There’s more to the men and women behind the red fire engine combating hot flames. Under the heavy yellow coats, helmets and boots there are emergency medical technicians and paramedics.
Whenever you call for emergency services, you may be surprised to see a Kingman Fire Department truck pull up. But those firemen are also trained EMTs, and some are trained paramedics who can help save your life.
Every time a KFD truck rolls through town responding to a call, it carries two certified EMTs and one paramedic.
EMTs are certified professionals who can perform basic life saving techniques such as CPR, clearing the airway and bleeding control.
Paramedics are more advanced EMTs. On scene, they are certified to do much more than EMTs can do. Paramedics can use the cardiac monitor, administer drugs and have advanced training on clearing the airway.
“We both work together all the time, so it’s not like you’re just going to get one without the other,” said Genaro Herrera, a KFD engineer and certified paramedic.
Herrera became a paramedic because there’s a lot more a person can do with that type of certification and can play a significant role in changing the outcome of someone’s life while on a call.
“It doesn’t happen very often but that’s truly the rewarding part of it; to see an actual difference with what you’re doing,” Herrera said.

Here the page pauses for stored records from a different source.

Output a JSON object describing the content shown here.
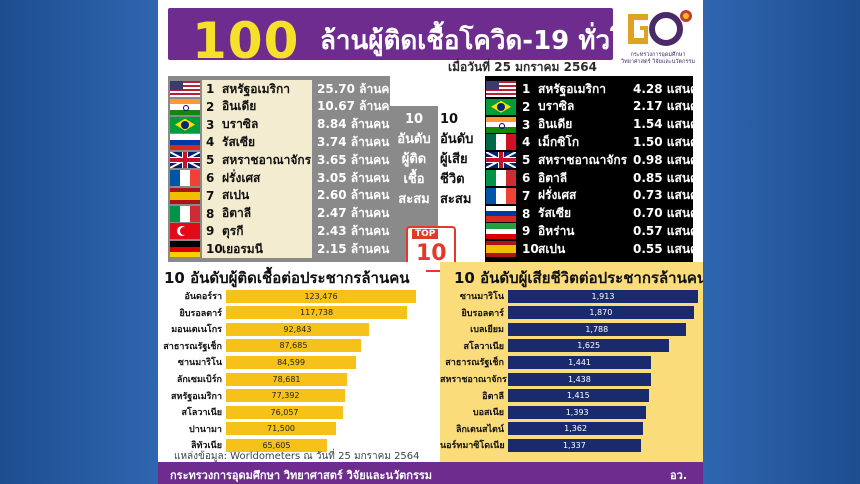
{
  "header": {
    "big_number": "100",
    "title": "ล้านผู้ติดเชื้อโควิด-19 ทั่วโลก",
    "date": "เมื่อวันที่ 25 มกราคม 2564",
    "logo_text": "กระทรวงการอุดมศึกษา วิทยาศาสตร์ วิจัยและนวัตกรรม"
  },
  "top10_infected": {
    "label_lines": [
      "10",
      "อันดับ",
      "ผู้ติด",
      "เชื้อ",
      "สะสม"
    ],
    "rows": [
      {
        "rank": "1",
        "country": "สหรัฐอเมริกา",
        "value": "25.70 ล้านคน",
        "flag": "us"
      },
      {
        "rank": "2",
        "country": "อินเดีย",
        "value": "10.67 ล้านคน",
        "flag": "in"
      },
      {
        "rank": "3",
        "country": "บราซิล",
        "value": "8.84 ล้านคน",
        "flag": "br"
      },
      {
        "rank": "4",
        "country": "รัสเซีย",
        "value": "3.74 ล้านคน",
        "flag": "ru"
      },
      {
        "rank": "5",
        "country": "สหราชอาณาจักร",
        "value": "3.65 ล้านคน",
        "flag": "gb"
      },
      {
        "rank": "6",
        "country": "ฝรั่งเศส",
        "value": "3.05 ล้านคน",
        "flag": "fr"
      },
      {
        "rank": "7",
        "country": "สเปน",
        "value": "2.60 ล้านคน",
        "flag": "es"
      },
      {
        "rank": "8",
        "country": "อิตาลี",
        "value": "2.47 ล้านคน",
        "flag": "it"
      },
      {
        "rank": "9",
        "country": "ตุรกี",
        "value": "2.43 ล้านคน",
        "flag": "tr"
      },
      {
        "rank": "10",
        "country": "เยอรมนี",
        "value": "2.15 ล้านคน",
        "flag": "de"
      }
    ]
  },
  "top10_deaths": {
    "label_lines": [
      "10",
      "อันดับ",
      "ผู้เสีย",
      "ชีวิต",
      "สะสม"
    ],
    "rows": [
      {
        "rank": "1",
        "country": "สหรัฐอเมริกา",
        "value": "4.28 แสนคน",
        "flag": "us"
      },
      {
        "rank": "2",
        "country": "บราซิล",
        "value": "2.17 แสนคน",
        "flag": "br"
      },
      {
        "rank": "3",
        "country": "อินเดีย",
        "value": "1.54 แสนคน",
        "flag": "in"
      },
      {
        "rank": "4",
        "country": "เม็กซิโก",
        "value": "1.50 แสนคน",
        "flag": "mx"
      },
      {
        "rank": "5",
        "country": "สหราชอาณาจักร",
        "value": "0.98 แสนคน",
        "flag": "gb"
      },
      {
        "rank": "6",
        "country": "อิตาลี",
        "value": "0.85 แสนคน",
        "flag": "it"
      },
      {
        "rank": "7",
        "country": "ฝรั่งเศส",
        "value": "0.73 แสนคน",
        "flag": "fr"
      },
      {
        "rank": "8",
        "country": "รัสเซีย",
        "value": "0.70 แสนคน",
        "flag": "ru"
      },
      {
        "rank": "9",
        "country": "อิหร่าน",
        "value": "0.57 แสนคน",
        "flag": "ir"
      },
      {
        "rank": "10",
        "country": "สเปน",
        "value": "0.55 แสนคน",
        "flag": "es"
      }
    ]
  },
  "badge": {
    "top": "TOP",
    "number": "10"
  },
  "chart_data": [
    {
      "type": "bar",
      "title": "10 อันดับผู้ติดเชื้อต่อประชากรล้านคน",
      "categories": [
        "อันดอร์รา",
        "ยิบรอลตาร์",
        "มอนเตเนโกร",
        "สาธารณรัฐเช็ก",
        "ซานมาริโน",
        "ลักเซมเบิร์ก",
        "สหรัฐอเมริกา",
        "สโลวาเนีย",
        "ปานามา",
        "ลิทัวเนีย"
      ],
      "values": [
        123476,
        117738,
        92843,
        87685,
        84599,
        78681,
        77392,
        76057,
        71500,
        65605
      ],
      "labels": [
        "123,476",
        "117,738",
        "92,843",
        "87,685",
        "84,599",
        "78,681",
        "77,392",
        "76,057",
        "71,500",
        "65,605"
      ],
      "color": "#f6c21a",
      "orientation": "horizontal"
    },
    {
      "type": "bar",
      "title": "10 อันดับผู้เสียชีวิตต่อประชากรล้านคน",
      "categories": [
        "ซานมาริโน",
        "ยิบรอลตาร์",
        "เบลเยียม",
        "สโลวาเนีย",
        "สาธารณรัฐเช็ก",
        "สหราชอาณาจักร",
        "อิตาลี",
        "บอสเนีย",
        "ลิกเตนสไตน์",
        "นอร์ทมาซิโดเนีย"
      ],
      "values": [
        1913,
        1870,
        1788,
        1625,
        1441,
        1438,
        1415,
        1393,
        1362,
        1337
      ],
      "labels": [
        "1,913",
        "1,870",
        "1,788",
        "1,625",
        "1,441",
        "1,438",
        "1,415",
        "1,393",
        "1,362",
        "1,337"
      ],
      "color": "#1a2b6d",
      "orientation": "horizontal"
    }
  ],
  "source": "แหล่งข้อมูล: Worldometers ณ วันที่ 25 มกราคม 2564",
  "footer": {
    "left": "กระทรวงการอุดมศึกษา วิทยาศาสตร์ วิจัยและนวัตกรรม",
    "right": "อว."
  }
}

About 80 percent of the calls the department gets are medical related. Every two years EMTs and paramedics must renew their certification. Throughout their career they continue their education to be up to speed with new medical equipment and lifesaving techniques.
The calls EMTs and paramedics respond to don’t always end on a good note. Curt Schrade, an acting captain and engineer, says he tries to bury the bad calls they go out on.
“The injuries are so traumatic. They were innocent victims (caused) by someone else’s bad decision making,” Schrade said.
For the battalion chief, Roger Dixon, his most memorable experience ended on a good note. During a call he responded to, the victim wasn’t breathing and his heart wasn’t beating. They brought him back and managed to get him to breathe on his own again.
Weeks later while Dixon was at a restaurant, he received a hug from the daughter of the man he saved.
“Those (calls) aren’t as common as we like,” Dixon said.
These tough situations can take a toll on the responders, but they have each other to find consolation and help if needed.
Recently, KFD won the Billy Goldfeder award for health and safety. The department implemented a peer-to-peer mental health program where they can go to each other and talk about what is troubling them.
“We see the worst of society every day,” Dixon said.
Over time, the department had seen they already had been talking about the issues they have been exposed to on a day-to-day basis, so it was easy to start the peer program.
“It’s hard to talk to someone who doesn’t do this for living,” Dixon said.
The conversation has always been there in the department, Dixon said. Now they are encouraging the conversation and recognizing that they’ve been there to help their peers all along.